L’activité mondiale reste positive en mai, avec une divergence sectorielle croissante

TODO 24.05.2023
L’activité mondiale reste positive en mai, avec une divergence sectorielle croissante

  • L’incertitude sur le relèvement du plafond de la dette publique américaine continue de guider l’appétit pour le risque à court terme. Après des espoirs liés à la poursuite des négociations en fin de semaine dernière, les marchés sont de nouveau sous tension. En effet, les républicains ont annoncé hier qu’il n’y a toujours pas d'accord pour éviter un défaut de paiement des États-Unis d’ici début juin et qu’aucune autre réunion n'est prévue. La tension, qui pour l’instant reste confinée aux marchés monétaires américains, risque de continuer à monter d’ici la semaine prochaine même si nous pensons toujours que la limite de dette sera in fine relevée à la dernière minute.

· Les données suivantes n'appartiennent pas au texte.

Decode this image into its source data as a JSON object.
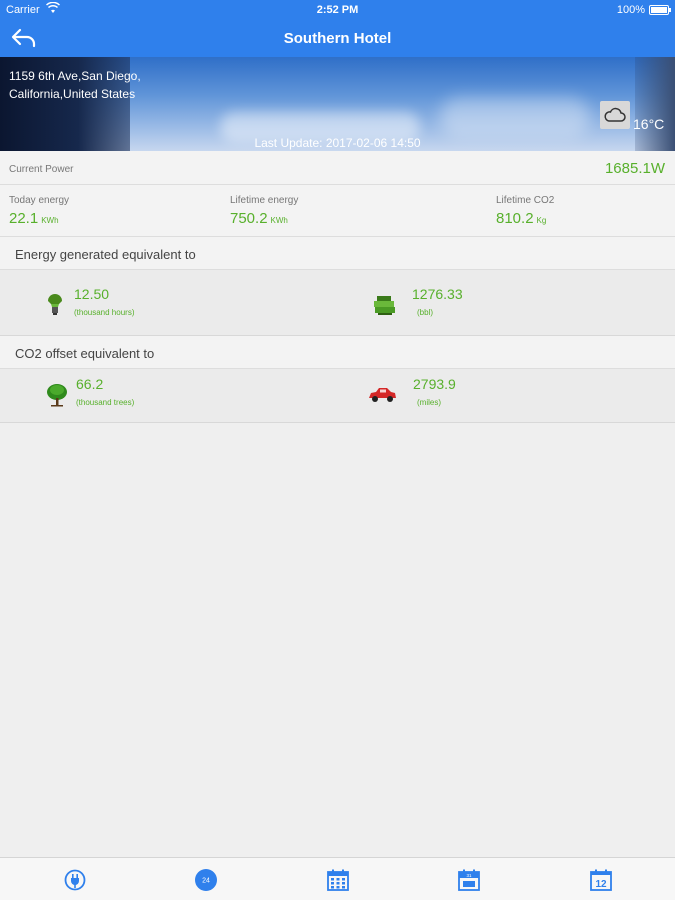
{
  "status_bar": {
    "carrier": "Carrier",
    "time": "2:52 PM",
    "battery": "100%"
  },
  "nav": {
    "title": "Southern Hotel"
  },
  "hero": {
    "address_line1": "1159 6th Ave,San Diego,",
    "address_line2": "California,United States",
    "temperature": "16°C",
    "last_update": "Last Update: 2017-02-06 14:50",
    "weather_icon": "cloud-icon"
  },
  "power": {
    "label": "Current Power",
    "value": "1685.1W"
  },
  "energy": {
    "today": {
      "label": "Today energy",
      "value": "22.1",
      "unit": "KWh"
    },
    "lifetime": {
      "label": "Lifetime energy",
      "value": "750.2",
      "unit": "KWh"
    },
    "co2": {
      "label": "Lifetime CO2",
      "value": "810.2",
      "unit": "Kg"
    }
  },
  "energy_equiv": {
    "header": "Energy generated equivalent to",
    "bulb": {
      "value": "12.50",
      "unit": "(thousand hours)",
      "icon": "light-bulb-icon"
    },
    "oil": {
      "value": "1276.33",
      "unit": "(bbl)",
      "icon": "oil-barrel-icon"
    }
  },
  "co2_equiv": {
    "header": "CO2 offset equivalent to",
    "trees": {
      "value": "66.2",
      "unit": "(thousand trees)",
      "icon": "tree-icon"
    },
    "car": {
      "value": "2793.9",
      "unit": "(miles)",
      "icon": "car-icon"
    }
  },
  "tabs": [
    {
      "icon": "plug-icon"
    },
    {
      "icon": "24h-clock-icon",
      "text": "24"
    },
    {
      "icon": "month-calendar-icon"
    },
    {
      "icon": "year-calendar-icon",
      "text": "31"
    },
    {
      "icon": "total-calendar-icon",
      "text": "12"
    }
  ],
  "colors": {
    "primary": "#2f80ec",
    "value_green": "#58b02c",
    "background": "#efefef"
  }
}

  • Les PMI préliminaires publiés par S&P global sont plutôt rassurants quant à la résilience de l’économie mondiale en mai, même si le creusement de l’écart entre le dynamisme des services et la faiblesse industrielle pose question sur la durabilité de cette croissance. Les PMI composites sont légèrement au-dessus de leur moyenne historique des deux côtés de l’Atlantique grâce à la résistance des services, ce qui suggère que la consommation reste positive. Mais dans le même temps, les PMI manufacturiers baissent de nouveau fortement en mai et sont nettement en zone de contraction pour l’activité industrielle. L’écart entre les PMI services et manufacturiers sont d’ailleurs les plus élevés depuis 2 ans pour les Etats-Unis et depuis janvier 2009 pour la Zone Euro.
  • D’un côté, nous nous attendions à un écart important entre industrie et services cette année étant donné la rotation de la consommation des biens vers les services au fur et à mesure que la réouverture des économies se poursuit et la plus grande sensibilité du cycle industriel au resserrement des politiques monétaires. Mais d’un autre côté, la faiblesse de l’industrie semble très forte alors qu’elle devait bénéficier de la baisse du choc énergétique, de l'atténuation des perturbations de la chaîne d'approvisionnement et de la réouverture de la Chine. La bonne nouvelle est que la consommation de service, qui a le plus gros poids dans nos économies, reste solide grâce à la solidité des marchés du travail et à la hausse du pouvoir d’achat des ménages. La mauvaise nouvelle est que cette solidité maintient des pressions inflationnistes élevées dans les services, ce que les banques centrales ne peuvent voir d’un bon œil vu que cette inflation est plus durable que celle des biens.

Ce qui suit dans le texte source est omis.